What we persist: only (a) a boolean derived from the comparison ( verification_status flips from pending to verified), (b) a perceptual hash of your profile photo (a 16-character hex string of an 8×8 average- hash, used for re-verification, not for biometric identification), and (c) a timestamp of the last selfie attempt. We do not store your selfie image, your face descriptor, or any other biometric template.

Legal basis:Art. 6 (1) (a) GDPR (consent, by clicking «Capture frame» you confirm you want the comparison to run) and Art. 6 (1) (b) GDPR (performance of the Klarnamen-account contract). Because no biometric data is persisted, Art. 9 GDPR does not apply.

Camera permission:you can deny the camera permission in your browser at any time; the selfie step won’t run, and your account stays in pending verification status. You can still browse the magazine and use Folio chat, only posting and replying require verification.

Retention: the verification boolean, the photo hash and the last-selfie timestamp are kept for the life of your account. Deleting the account at /account removes them all.
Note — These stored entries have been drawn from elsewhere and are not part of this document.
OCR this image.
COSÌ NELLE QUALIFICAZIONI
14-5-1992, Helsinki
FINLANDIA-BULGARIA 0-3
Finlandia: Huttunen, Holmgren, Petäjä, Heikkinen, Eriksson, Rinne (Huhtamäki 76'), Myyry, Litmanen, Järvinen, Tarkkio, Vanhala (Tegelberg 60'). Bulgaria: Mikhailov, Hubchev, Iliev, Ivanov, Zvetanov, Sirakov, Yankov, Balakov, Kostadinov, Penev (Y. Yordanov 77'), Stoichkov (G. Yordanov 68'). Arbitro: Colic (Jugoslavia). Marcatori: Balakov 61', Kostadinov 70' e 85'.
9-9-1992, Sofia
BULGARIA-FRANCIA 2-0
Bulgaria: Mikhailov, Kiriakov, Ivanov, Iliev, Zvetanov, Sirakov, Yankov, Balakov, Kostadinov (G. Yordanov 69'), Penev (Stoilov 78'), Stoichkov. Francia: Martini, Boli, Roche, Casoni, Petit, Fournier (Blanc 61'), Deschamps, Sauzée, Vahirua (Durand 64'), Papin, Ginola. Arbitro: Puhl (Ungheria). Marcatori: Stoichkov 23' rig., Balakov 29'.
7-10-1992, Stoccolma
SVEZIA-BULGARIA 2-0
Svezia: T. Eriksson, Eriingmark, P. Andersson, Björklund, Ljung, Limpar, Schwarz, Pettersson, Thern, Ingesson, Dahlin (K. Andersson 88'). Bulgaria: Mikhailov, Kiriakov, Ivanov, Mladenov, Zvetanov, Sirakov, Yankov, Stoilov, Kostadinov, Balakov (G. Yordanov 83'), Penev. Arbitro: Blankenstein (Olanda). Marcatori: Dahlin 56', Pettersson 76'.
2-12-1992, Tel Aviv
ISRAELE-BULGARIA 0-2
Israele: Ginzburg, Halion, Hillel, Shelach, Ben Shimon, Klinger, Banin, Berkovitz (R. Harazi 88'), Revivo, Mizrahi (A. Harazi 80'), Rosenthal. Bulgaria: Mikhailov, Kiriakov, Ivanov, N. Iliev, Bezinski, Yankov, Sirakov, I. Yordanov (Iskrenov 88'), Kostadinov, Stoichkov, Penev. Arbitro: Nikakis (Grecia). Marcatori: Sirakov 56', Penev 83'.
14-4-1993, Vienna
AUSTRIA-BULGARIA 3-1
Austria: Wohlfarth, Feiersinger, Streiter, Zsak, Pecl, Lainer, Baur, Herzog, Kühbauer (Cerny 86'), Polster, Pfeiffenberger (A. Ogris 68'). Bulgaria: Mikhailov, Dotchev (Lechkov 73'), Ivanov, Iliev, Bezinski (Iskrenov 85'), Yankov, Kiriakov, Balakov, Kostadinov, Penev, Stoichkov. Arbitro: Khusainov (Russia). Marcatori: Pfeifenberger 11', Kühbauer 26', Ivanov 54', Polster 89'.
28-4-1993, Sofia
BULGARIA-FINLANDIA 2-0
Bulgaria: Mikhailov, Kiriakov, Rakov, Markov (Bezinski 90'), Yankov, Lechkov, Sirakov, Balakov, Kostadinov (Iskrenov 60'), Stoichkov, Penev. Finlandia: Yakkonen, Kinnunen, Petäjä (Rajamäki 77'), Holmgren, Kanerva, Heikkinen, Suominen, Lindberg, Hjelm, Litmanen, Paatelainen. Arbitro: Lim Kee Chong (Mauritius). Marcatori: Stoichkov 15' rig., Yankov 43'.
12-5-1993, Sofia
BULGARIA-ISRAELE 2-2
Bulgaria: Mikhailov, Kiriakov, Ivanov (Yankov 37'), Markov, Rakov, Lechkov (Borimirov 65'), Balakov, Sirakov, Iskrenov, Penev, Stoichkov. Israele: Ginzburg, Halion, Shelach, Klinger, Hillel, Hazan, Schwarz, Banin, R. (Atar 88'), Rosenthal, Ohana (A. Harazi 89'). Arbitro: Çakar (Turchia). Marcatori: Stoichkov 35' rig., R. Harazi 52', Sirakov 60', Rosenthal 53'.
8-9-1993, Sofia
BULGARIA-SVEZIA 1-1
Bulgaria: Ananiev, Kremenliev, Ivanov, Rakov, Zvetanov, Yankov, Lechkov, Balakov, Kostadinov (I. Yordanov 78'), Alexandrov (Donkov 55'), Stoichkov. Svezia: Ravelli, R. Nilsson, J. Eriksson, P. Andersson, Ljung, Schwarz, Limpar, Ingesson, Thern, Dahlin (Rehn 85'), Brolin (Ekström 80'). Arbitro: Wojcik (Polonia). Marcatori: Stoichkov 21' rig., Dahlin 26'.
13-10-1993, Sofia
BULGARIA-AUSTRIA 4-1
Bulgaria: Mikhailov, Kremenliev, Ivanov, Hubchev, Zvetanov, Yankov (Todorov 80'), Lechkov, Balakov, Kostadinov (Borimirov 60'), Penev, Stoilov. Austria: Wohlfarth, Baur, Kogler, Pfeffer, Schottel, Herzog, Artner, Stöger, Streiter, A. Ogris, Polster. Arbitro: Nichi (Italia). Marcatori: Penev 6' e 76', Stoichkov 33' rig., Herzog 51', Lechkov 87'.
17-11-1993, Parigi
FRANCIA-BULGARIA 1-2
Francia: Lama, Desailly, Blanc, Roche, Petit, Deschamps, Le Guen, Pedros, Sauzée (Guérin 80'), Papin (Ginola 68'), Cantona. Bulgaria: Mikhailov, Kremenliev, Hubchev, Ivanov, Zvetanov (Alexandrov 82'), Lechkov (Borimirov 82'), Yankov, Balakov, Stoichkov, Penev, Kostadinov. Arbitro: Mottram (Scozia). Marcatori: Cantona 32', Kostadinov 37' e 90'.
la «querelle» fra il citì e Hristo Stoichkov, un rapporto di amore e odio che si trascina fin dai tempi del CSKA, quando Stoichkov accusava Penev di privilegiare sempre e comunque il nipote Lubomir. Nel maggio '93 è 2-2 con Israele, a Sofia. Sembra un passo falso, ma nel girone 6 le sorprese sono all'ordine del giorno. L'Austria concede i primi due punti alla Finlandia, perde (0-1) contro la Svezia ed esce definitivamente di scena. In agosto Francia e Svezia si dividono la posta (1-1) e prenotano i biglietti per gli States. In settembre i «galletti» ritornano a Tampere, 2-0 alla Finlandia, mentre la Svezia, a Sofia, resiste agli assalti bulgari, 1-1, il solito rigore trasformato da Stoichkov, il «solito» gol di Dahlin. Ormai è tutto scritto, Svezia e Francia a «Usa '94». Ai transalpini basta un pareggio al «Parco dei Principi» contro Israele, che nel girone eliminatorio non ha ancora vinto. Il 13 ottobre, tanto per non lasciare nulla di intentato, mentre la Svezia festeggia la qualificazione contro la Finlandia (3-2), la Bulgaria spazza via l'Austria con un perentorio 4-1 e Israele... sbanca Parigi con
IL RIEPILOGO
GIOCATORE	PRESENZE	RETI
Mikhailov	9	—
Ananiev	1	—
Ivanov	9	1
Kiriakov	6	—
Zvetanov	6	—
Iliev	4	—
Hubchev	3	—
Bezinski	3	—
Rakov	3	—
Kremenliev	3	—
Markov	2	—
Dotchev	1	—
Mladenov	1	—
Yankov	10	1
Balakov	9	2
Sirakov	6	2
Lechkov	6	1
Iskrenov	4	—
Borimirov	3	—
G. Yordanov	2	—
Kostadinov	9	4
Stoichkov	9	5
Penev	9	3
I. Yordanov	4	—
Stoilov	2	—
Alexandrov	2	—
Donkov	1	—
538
Each magazine article carries a play button that reads the piece aloud. The audio is rendered once per article version through ElevenLabs Inc., 169 Madison Ave, New York, NY 10016, USA. The text we send to ElevenLabs is the published article body, no reader data and no user identifiers ever travel along with it.

Legal basis: Art. 6 (1) (f) GDPR (legitimate interest in providing accessibility-friendly reading); transfer to the U.S. covered by Standard Contractual Clauses (we use ElevenLabs' EU residency endpoint where available, otherwise the SCC framework applies).

What we keep: the rendered MP3 is cached in our own EU storage so playback never re-hits ElevenLabs once the article is rendered. The cache key is the article's updated_at timestamp; on edit we re-render. No usage analytics on your individual play sessions.

This privacy notice may be updated to reflect new functionality or new legal requirements. The latest version is always available at urban-future-alliance.com/privacy. Material changes (new processors, new categories, changed retention) trigger a fresh consent prompt via the banner version field, so previously stored consents do not silently extend to new processing.